For the matrix $n \times n$, where diagonal entries zero and non-diagonal entries are $2n-2$, I have got the value $4(n-1)^2$.
On
Since this may be a homework question, I will work it out for the specific case $n=4$; the general case follows as an exercise. The following solution uses the fact that determinants are not affected by adding one row to another.
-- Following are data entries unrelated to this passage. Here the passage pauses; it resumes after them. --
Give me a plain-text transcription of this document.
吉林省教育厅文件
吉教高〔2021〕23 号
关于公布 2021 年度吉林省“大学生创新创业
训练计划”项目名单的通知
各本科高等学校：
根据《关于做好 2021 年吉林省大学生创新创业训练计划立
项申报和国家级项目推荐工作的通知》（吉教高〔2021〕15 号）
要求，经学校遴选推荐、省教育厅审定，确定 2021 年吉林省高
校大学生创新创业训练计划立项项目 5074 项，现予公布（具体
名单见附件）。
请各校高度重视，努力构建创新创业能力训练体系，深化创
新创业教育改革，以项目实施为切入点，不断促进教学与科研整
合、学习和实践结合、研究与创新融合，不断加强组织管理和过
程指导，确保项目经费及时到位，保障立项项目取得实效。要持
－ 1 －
The characteristic polynomial is
$$p(x)=\det{\begin{pmatrix}3-x&6&6&6\\6&3-x&6&6\\6&6&3-x&6\\6&6&6&3-x\end{pmatrix}}$$
Subtract the last row from each row:
\begin{align*}p(x)&=\det{\begin{pmatrix}-3-x&0&0&3+x\\0&-3-x&0&3+x\\0&0&-3-x&3+x\\6&6&6&3-x\end{pmatrix}}\\ &=(3+x)^3\det{\begin{pmatrix}-1&0&0&1\\0&-1&0&1\\0&0&-1&1\\6&6&6&3-x\end{pmatrix}}\\ &=(3+x)^3\det{\begin{pmatrix}-1&0&0&1\\0&-1&0&1\\0&0&-1&1\\0&0&0&21-x\end{pmatrix}}\end{align*} In the last determinant, 6 times each row is added to the last row. Hence
$$p(x)=(x+3)^3(x-21)$$
For an $n\times n$ matrix, the polynomial should work out to $(-1)^n(x+n-1)^{n-1}(x-(n-1)(2n-1))$.
Let's try a simpler looking problem:
Consider the matrix $$A = \begin{pmatrix} 2 & 1 & 1 & 1 \\ 1 & 2 & 1 & 1 \\ 1 & 1 & 2 & 1 \\ 1 & 1 & 1 & 2 \end{pmatrix}.$$
We know that if $\lambda_1, \dots, \lambda_m$ are the eigenvalues of $A$ then its characteristic polynomial looks something like $f(x) = (x - \lambda_1)^{k_1} \cdots (x-\lambda_m)^{k_m}$.
Some suggestions: 1. Find what the eigenvalues are.
Find what dimensions that the eigenspaces are (i.e. how many linearly independent eigenvectors you have for a given eigenvalue).
Hopefully the eigenspaces give you enough information so you can try to construct the characteristic polynomial from that.